Short answer: Four more interest rate increases by the end of 2019, taking the federal funds interest rate up to the level of 3% to 3.25%.

Longer answer:  Robert S. Kaplan of the Dallas Federal Reserve explains in “The Neutral Rate of Interest” (October 24, 2018).

As Kaplan discussed, the Federal Reserve cut interest rates during the Great Recession and afterward, to stimulate the economy. But with the unemployment rate at 4% or less for the last six months, the Fed has been moving toward a “neutral” interest rate. Kaplan writes:

“The neutral rate is the theoretical federal funds rate at which the stance of Federal Reserve monetary policy is neither accommodative nor restrictive. It is the short-term real interest rate consistent with the economy maintaining full employment with associated price stability. You won’t find the neutral rate quoted on your computer screen or in the financial section of the newspaper.
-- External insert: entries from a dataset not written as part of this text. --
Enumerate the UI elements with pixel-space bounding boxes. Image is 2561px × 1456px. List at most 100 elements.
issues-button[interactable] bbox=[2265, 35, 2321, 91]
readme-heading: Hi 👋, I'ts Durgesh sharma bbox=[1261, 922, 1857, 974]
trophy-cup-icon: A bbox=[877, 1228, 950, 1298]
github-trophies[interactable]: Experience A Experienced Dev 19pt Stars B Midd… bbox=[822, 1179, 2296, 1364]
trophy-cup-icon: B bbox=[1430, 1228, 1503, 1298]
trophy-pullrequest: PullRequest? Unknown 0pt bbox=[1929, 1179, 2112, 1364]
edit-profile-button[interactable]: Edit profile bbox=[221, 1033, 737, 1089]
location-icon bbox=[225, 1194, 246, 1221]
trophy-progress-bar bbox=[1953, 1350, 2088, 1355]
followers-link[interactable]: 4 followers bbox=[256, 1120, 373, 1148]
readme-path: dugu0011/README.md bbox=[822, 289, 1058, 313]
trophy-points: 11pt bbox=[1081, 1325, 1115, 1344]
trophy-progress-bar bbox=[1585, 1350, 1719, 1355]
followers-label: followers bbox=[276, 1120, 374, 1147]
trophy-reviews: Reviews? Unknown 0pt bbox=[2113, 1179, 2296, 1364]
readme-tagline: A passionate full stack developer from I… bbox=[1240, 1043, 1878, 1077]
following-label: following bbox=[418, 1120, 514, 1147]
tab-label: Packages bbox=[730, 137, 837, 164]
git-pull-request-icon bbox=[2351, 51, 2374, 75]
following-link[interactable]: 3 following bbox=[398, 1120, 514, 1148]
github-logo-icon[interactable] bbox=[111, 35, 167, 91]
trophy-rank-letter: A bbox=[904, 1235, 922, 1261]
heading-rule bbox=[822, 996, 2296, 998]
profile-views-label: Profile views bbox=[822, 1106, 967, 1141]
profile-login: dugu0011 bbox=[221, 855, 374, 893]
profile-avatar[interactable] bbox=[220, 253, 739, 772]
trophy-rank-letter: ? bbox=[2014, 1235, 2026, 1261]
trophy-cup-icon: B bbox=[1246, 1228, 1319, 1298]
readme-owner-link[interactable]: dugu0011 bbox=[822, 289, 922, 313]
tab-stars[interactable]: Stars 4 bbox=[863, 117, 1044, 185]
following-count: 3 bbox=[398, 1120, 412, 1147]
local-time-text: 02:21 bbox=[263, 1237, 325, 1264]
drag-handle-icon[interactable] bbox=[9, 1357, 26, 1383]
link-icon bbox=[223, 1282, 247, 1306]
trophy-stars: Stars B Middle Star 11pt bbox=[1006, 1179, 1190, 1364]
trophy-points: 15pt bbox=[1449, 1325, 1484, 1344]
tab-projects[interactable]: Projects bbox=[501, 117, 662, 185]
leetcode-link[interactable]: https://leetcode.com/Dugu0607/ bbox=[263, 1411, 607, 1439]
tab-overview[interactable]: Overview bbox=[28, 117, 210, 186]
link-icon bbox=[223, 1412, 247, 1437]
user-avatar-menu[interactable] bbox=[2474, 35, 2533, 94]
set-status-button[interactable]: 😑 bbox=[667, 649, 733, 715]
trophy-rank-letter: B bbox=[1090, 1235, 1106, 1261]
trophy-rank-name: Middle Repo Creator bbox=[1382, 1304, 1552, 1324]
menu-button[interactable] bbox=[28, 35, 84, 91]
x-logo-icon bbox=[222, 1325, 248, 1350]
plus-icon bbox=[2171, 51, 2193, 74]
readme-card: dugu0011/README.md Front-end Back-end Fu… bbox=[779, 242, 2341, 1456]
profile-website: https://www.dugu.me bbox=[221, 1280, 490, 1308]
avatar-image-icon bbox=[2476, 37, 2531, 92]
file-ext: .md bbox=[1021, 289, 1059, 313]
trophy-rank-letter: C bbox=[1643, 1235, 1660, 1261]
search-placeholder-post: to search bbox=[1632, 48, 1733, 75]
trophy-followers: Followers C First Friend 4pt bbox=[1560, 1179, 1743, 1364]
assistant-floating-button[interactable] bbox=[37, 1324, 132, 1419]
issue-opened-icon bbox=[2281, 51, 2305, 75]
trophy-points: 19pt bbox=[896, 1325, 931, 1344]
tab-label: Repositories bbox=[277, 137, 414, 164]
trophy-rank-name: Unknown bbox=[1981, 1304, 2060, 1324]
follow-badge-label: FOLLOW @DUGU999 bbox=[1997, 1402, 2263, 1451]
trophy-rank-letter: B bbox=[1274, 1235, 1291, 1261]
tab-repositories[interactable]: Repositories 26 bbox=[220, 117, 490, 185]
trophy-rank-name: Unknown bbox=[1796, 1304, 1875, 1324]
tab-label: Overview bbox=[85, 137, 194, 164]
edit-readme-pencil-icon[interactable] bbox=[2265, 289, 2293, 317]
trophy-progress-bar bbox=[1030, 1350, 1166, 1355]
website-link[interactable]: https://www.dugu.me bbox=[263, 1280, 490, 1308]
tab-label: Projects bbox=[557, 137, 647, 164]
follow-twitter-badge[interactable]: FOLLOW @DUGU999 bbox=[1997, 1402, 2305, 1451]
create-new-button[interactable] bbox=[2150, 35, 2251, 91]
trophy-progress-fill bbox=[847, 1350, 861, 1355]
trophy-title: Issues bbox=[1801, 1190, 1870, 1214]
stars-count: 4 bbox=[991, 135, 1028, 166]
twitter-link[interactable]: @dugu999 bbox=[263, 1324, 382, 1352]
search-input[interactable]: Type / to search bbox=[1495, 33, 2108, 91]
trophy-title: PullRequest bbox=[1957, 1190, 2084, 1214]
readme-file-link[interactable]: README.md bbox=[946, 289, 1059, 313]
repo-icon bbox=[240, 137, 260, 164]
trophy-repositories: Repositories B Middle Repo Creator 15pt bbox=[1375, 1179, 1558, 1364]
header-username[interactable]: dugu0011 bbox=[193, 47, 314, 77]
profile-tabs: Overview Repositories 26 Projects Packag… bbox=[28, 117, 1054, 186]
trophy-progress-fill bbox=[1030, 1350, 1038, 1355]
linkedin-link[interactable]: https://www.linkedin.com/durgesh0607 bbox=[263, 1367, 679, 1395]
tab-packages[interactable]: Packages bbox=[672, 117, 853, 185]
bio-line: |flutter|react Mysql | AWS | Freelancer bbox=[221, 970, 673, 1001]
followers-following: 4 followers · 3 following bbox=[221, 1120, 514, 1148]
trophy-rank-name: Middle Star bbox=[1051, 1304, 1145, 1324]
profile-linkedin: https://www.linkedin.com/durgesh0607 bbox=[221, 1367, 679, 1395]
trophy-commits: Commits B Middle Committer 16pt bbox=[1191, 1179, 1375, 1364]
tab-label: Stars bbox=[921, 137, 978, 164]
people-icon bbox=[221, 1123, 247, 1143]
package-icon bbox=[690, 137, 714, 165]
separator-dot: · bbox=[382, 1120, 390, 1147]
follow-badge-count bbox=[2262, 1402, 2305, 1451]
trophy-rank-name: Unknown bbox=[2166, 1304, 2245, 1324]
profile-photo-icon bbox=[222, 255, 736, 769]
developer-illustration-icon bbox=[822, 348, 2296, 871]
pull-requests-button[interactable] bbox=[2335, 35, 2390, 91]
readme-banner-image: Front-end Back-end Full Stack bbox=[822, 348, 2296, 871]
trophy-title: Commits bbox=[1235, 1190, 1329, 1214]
The neutral rate is an “inferred” rate—that is, it is estimated based on various analyses and observations”.

So what are the Federal Reserve policymakers current inferring? At each meeting, the participants provide their own estimates of the neutral rate. Kaplan writes:

“Each of us around the FOMC table submits quarterly, as part of the Summary of Economic Projections (sometimes referred to as the SEP or the “dot plot”), our best judgments regarding the appropriate path for the federal funds rate and the “longer-run” federal funds rate. My longer-run rate submission is my best estimate of the longer-run neutral rate for the U.S. economy. In the September SEP, the range of submissions by FOMC participants for the longer-run rate was 2.5 to 3.5 percent, and the median estimate was 3.0 percent. My own estimate of the longer-run neutral rate is modestly below the median of the estimates made by my colleagues. My suggested rate path for 2019 is also modestly below the 3 to 3.25 percent median of the ranges suggested by my fellow FOMC participants”.